A new service offers to help millions of Americans facing foreclosure walk away from their mortgages -- but not without consequences.
With the Dow Jones Industrial average dropping by more than 300 points Friday, and the economy on shaky ground, Americans appear to be turning more to their credit cards.
According to "USA Today," a new trend shows that a growing number of consumers are paying their credit card and car bills first, a sign that many cash-strapped homeowners are giving up trying to stay current with their mortgages.
In response, new consulting services are popping up, marketing a get-out-of-debt solution to homeowners who cannot afford their mortgage payments.

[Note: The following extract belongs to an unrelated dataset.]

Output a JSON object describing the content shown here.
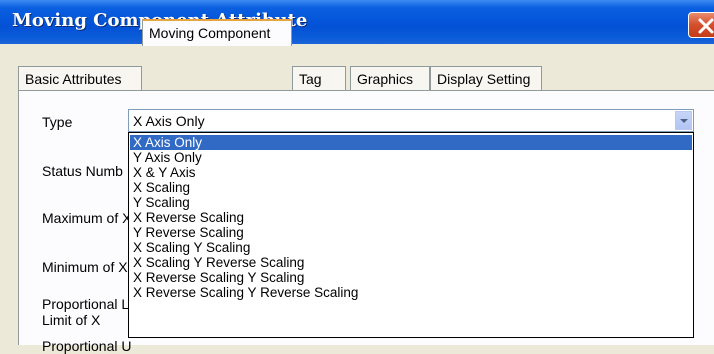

YouWalkAway.com is one such service that has helped more than 200 homeowners in six states who entered a little, or no- down, "creative financing" mortgage.
The company offers legal advice and tries to help clients get foreclosure off their credit.
"We help them through that process so it's a comfort level for them but also very practical," says Chad Ruyle, a principal at YouWalkAway.com.
But is it really as good as it sounds?
For people like Eddie Zepeda, who bought his home in the San Diego suburbs in 2004 and now can't afford his $3500 monthly mortgage payment, YouWalkAway.com has helped.
"It's either paying my bills and buying food for my kids or sending my mortgage in and I can't. I can't break even," said Zepeda.
In reality, walking away can still have serious ramifications on a borrower's credit that can last for years. But many are willing to take the hit now and pay the consequences later.
"Not a smart decision for a person's long-term financial well being … I think it's a smart decision only if that person can conceive of no way possible that they would be able to over time, nurse their way through their current mortgage obligation," said Michael Santoli, an editor for Barron's magazine.
There are signs the government is cracking down on some of these services that claim to help consumers. The Federal Trade Commission announced yesterday it had charged six businesses for allegedly enticing homeowners into short term, high-cost loans by securing additional mortgages on their homes.